Some folks are quick to give sharks a bad rep without considering their importance as top feeders in the marine food web. But when we remove these so-called lions of the ocean from their habitat through shark-finning and bycatch, it doesn’t take long for the rest of the food web to feel the effects. Chew on this:
In 2004, North Carolina’s century-old bay scallop fishery effectively ended because too few scallops survived into the autumn to sustain fishing, according to a report published in Science last month.
The culprit? Rays. Vast increases in the numbers of rays, which eat scallops. The rays have been decimating the young scallops before they could grow to commercial size.
So where do the sharks come in?
Sharks eat rays. And since the start of careful annual shark counting in North Carolina in 1972, there have been astonishing declines in the numbers of big sharks there.
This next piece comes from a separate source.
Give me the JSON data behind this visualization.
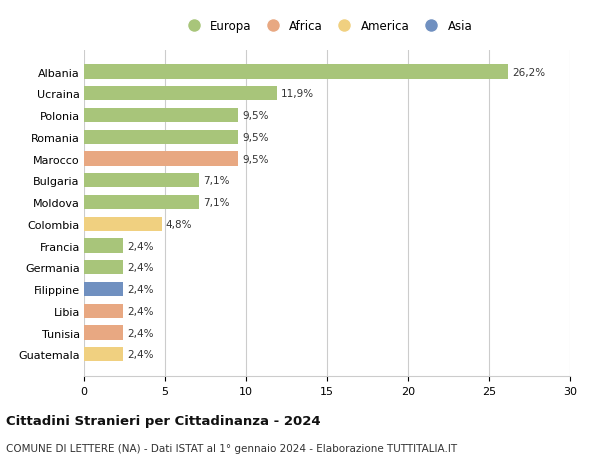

Indeed, Science reported, data “demonstrates sufficiently large declines in great sharks to imply their likely functional elimination.” Since 1972, sandbar shark populations are down 87 percent; blacktips, 93 percent; tigers, 97 percent; scalloped hammerheads, 98 percent; and bull, dusky and smooth hammerheads, 99 percent.
The Science study of scallops and sharks was the last article published by Ransom Myers, world-renowned marine biologist and member of Oceana‘s Science Advisory Board, who died recently at the age of 54.